Swarmbotics AI zaprezentowało swoje nowe urządzenie, które jak przekonują, może w przyszłości całkowicie zmienić oblicze konfliktów zbrojnych. Mowa tu o ekosystemie o nazwie ANTS (Attritable, Networked, Tactical Swarm). Nazwa ANTS (z ang. mrówki) nie jest tutaj przypadkowa, gdyż autonomiczne urządzenia mają poruszać się synchronicznie niczym rój mrówek.

Roboty ANTS z pozoru wyglądają jak zwykłe samochodziki-zabawki, które można dać dziecku na komunię, jednak ich niepozorny wygląd nie powinien nikogo zwieść. W rzeczywistości zaopatrzone są w zaawansowane systemy  i specjalne czujniki, które pozwolą maszynom poruszać się synchronicznie.
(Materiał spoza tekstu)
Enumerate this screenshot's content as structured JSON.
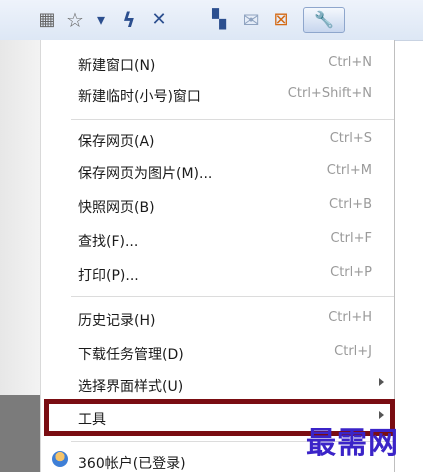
{
  "toolbar": {
    "icons": [
      "qr-code-icon",
      "star-icon",
      "dropdown-arrow-icon",
      "lightning-icon",
      "close-icon",
      "grid-icon",
      "mail-icon",
      "extension-icon",
      "wrench-icon"
    ],
    "glyphs": {
      "qr": "▦",
      "star": "☆",
      "dropdown": "▾",
      "lightning": "ϟ",
      "close": "✕",
      "grid": "▚",
      "mail": "✉",
      "ext": "⊠",
      "wrench": "🔧"
    }
  },
  "menu": {
    "items": [
      {
        "label": "新建窗口(N)",
        "shortcut": "Ctrl+N"
      },
      {
        "label": "新建临时(小号)窗口",
        "shortcut": "Ctrl+Shift+N"
      },
      {
        "label": "保存网页(A)",
        "shortcut": "Ctrl+S"
      },
      {
        "label": "保存网页为图片(M)...",
        "shortcut": "Ctrl+M"
      },
      {
        "label": "快照网页(B)",
        "shortcut": "Ctrl+B"
      },
      {
        "label": "查找(F)...",
        "shortcut": "Ctrl+F"
      },
      {
        "label": "打印(P)...",
        "shortcut": "Ctrl+P"
      },
      {
        "label": "历史记录(H)",
        "shortcut": "Ctrl+H"
      },
      {
        "label": "下载任务管理(D)",
        "shortcut": "Ctrl+J"
      },
      {
        "label": "选择界面样式(U)",
        "shortcut": ""
      },
      {
        "label": "工具",
        "shortcut": ""
      },
      {
        "label": "360帐户(已登录)",
        "shortcut": ""
      }
    ]
  },
  "watermark": "最需网",
  "colors": {
    "highlight_border": "#7a0d12",
    "watermark": "#3b24c8",
    "shortcut_text": "#9a9a9a"
  }
}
Jak przyznaje Stephen Houghton, prezes firmy zarówno roje powietrzne, jak i naziemne mogą zmienić sytuację na polu walki. Wiążą się jednak z zupełnie innymi wyzwaniami i zaletami. W powietrzu łatwiej jest nawigować, ale roboty naziemne zazwyczaj mogą pozostać w walce dłużej i mogą unieść większy ciężar. Swarmbotics koncentruje się na tej drugiej dziedzinie, zaczynając od dwóch platform: większego, hybrydowo-elektrycznego, autonomicznego quada o nazwie Haul ANT oraz mniejszego, 60-funtowego (około 27 kg) Fire ANT. Obydwa to zasadniczo mobilne akumulatory: Swarmbotics zapewnia platformę, z której klienci mogą korzystać do transportu różnych ładunków, niezależnie od tego, czy jest to wywiad, inwigilacja, wojna elektroniczna, kinetyka czy medycyna. Celem jest maksymalna elastyczność i interoperacyjność.
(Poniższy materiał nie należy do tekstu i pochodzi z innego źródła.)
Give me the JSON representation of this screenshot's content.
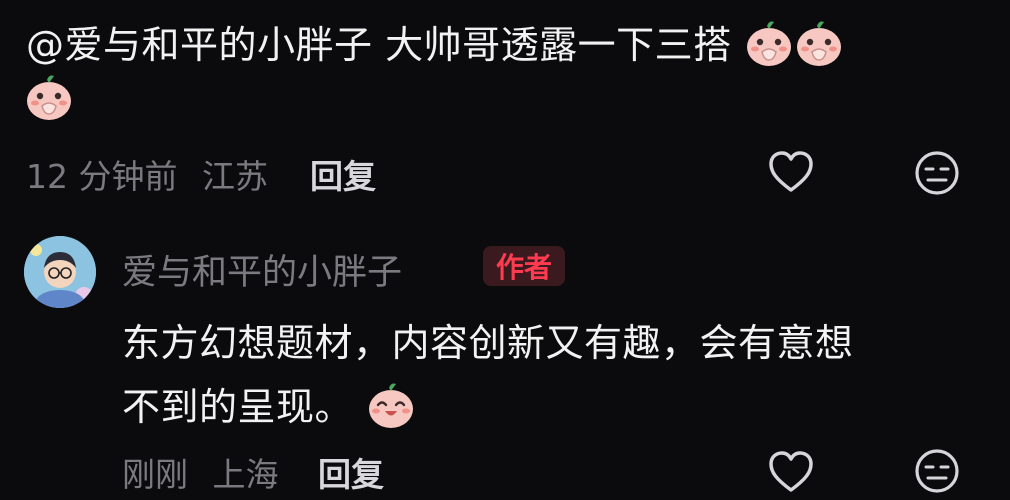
{
  "comment1": {
    "text_line1": "@爱与和平的小胖子 大帅哥透露一下三搭",
    "emoji": "cover-mouth-peach-emoji",
    "time": "12 分钟前",
    "location": "江苏",
    "reply_label": "回复"
  },
  "reply1": {
    "username": "爱与和平的小胖子",
    "badge": "作者",
    "text_line1": "东方幻想题材，内容创新又有趣，会有意想",
    "text_line2": "不到的呈现。",
    "emoji": "happy-peach-emoji",
    "time": "刚刚",
    "location": "上海",
    "reply_label": "回复"
  },
  "icons": {
    "like": "heart-outline-icon",
    "dislike": "meh-face-icon"
  },
  "colors": {
    "background": "#0b0b0d",
    "text": "#f2f2f2",
    "meta": "#7a7a80",
    "badge_bg": "#3a1a1e",
    "badge_text": "#ff3b4f"
  }
}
W założeniu roboty ANTS będą oferować wiele opcji sterowania. Opcjonalnie będzie można to robić zdalnie, ustalić konkretną trasę patrolu, postawić na punktową nawigację lub całkowitą autonomię.

Warto mieć na uwadze fakt, że robotyka ławicy to nadal dość młoda dziedzina badań. Duża część obaw dotyczy zachowania roju w specyficznych sytuacjach. Należy pamiętać, że większość testów została, póki co przeprowadzona laboratoryjnie w zamkniętych pomieszczeniach, a nie na polu walki, gdzie miałoby się znaleźć ich docelowe miejsce.
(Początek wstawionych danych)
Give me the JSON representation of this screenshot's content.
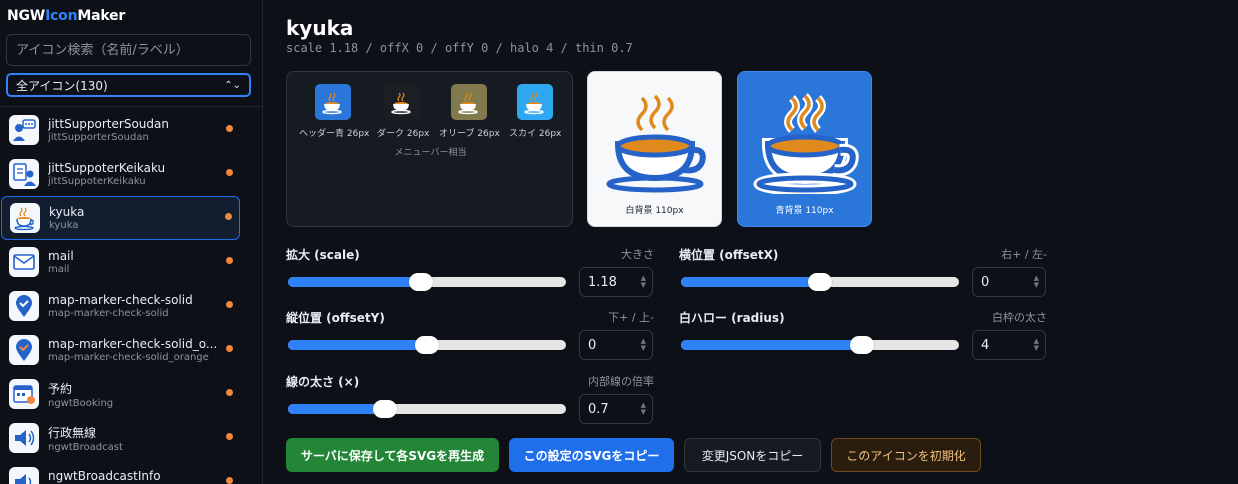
{
  "app": {
    "brand_a": "NGW",
    "brand_b": "Icon",
    "brand_c": "Maker"
  },
  "sidebar": {
    "search_placeholder": "アイコン検索（名前/ラベル）",
    "filter_selected": "全アイコン(130)",
    "items": [
      {
        "name": "jittSupporterSoudan",
        "id": "jittSupporterSoudan",
        "icon": "person-chat-icon"
      },
      {
        "name": "jittSuppoterKeikaku",
        "id": "jittSuppoterKeikaku",
        "icon": "person-clipboard-icon"
      },
      {
        "name": "kyuka",
        "id": "kyuka",
        "icon": "coffee-cup-icon",
        "active": true
      },
      {
        "name": "mail",
        "id": "mail",
        "icon": "envelope-icon"
      },
      {
        "name": "map-marker-check-solid",
        "id": "map-marker-check-solid",
        "icon": "map-marker-check-icon"
      },
      {
        "name": "map-marker-check-solid_o...",
        "id": "map-marker-check-solid_orange",
        "icon": "map-marker-check-orange-icon"
      },
      {
        "name": "予約",
        "id": "ngwtBooking",
        "icon": "calendar-person-icon"
      },
      {
        "name": "行政無線",
        "id": "ngwtBroadcast",
        "icon": "speaker-icon"
      },
      {
        "name": "ngwtBroadcastInfo",
        "id": "ngwtBroadcastInfo",
        "icon": "speaker-info-icon"
      }
    ]
  },
  "main": {
    "title": "kyuka",
    "subtitle": "scale 1.18 / offX 0 / offY 0 / halo 4 / thin 0.7",
    "small_previews": [
      {
        "label": "ヘッダー青 26px",
        "bg": "#2b77d9"
      },
      {
        "label": "ダーク 26px",
        "bg": "#1b1f24"
      },
      {
        "label": "オリーブ 26px",
        "bg": "#807a4e"
      },
      {
        "label": "スカイ 26px",
        "bg": "#2ea8f0"
      }
    ],
    "small_caption": "メニューバー相当",
    "big_white_caption": "白背景 110px",
    "big_blue_caption": "青背景 110px"
  },
  "controls": {
    "scale": {
      "label": "拡大 (scale)",
      "hint": "大きさ",
      "value": "1.18",
      "fraction": 0.48
    },
    "offset_x": {
      "label": "横位置 (offsetX)",
      "hint": "右+ / 左-",
      "value": "0",
      "fraction": 0.5
    },
    "offset_y": {
      "label": "縦位置 (offsetY)",
      "hint": "下+ / 上-",
      "value": "0",
      "fraction": 0.5
    },
    "halo": {
      "label": "白ハロー (radius)",
      "hint": "白枠の太さ",
      "value": "4",
      "fraction": 0.65
    },
    "thin": {
      "label": "線の太さ (×)",
      "hint": "内部線の倍率",
      "value": "0.7",
      "fraction": 0.35
    }
  },
  "buttons": {
    "save": "サーバに保存して各SVGを再生成",
    "copy_svg": "この設定のSVGをコピー",
    "copy_json": "変更JSONをコピー",
    "reset": "このアイコンを初期化"
  },
  "colors": {
    "accent": "#2f81f7",
    "dot": "#f0883e",
    "save": "#238636"
  }
}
Pomysł jest nadal stosunkowo młody

Swarmbotics AI przedstawia bardzo ambitne plany, jednak jest to firma, która została założona dopiero zeszłego lata przez Stephena Houghtona i Drew Watsona, którzy poznali się pracując razem w Embark Trucks, firmy rozwijającej technologię autonomicznych ciężarówek. W przeszłości Houghton był oficerem Marine Corps, pracownikiem Cruise, firmy tworzącej autonomiczne samochody, która należy aktualnie do General Motors. Z kolei Watson w przeszłości pracował dla CIA oraz Jet Propulsion Laboratory, czyli jednego z centrów badawczych NASA.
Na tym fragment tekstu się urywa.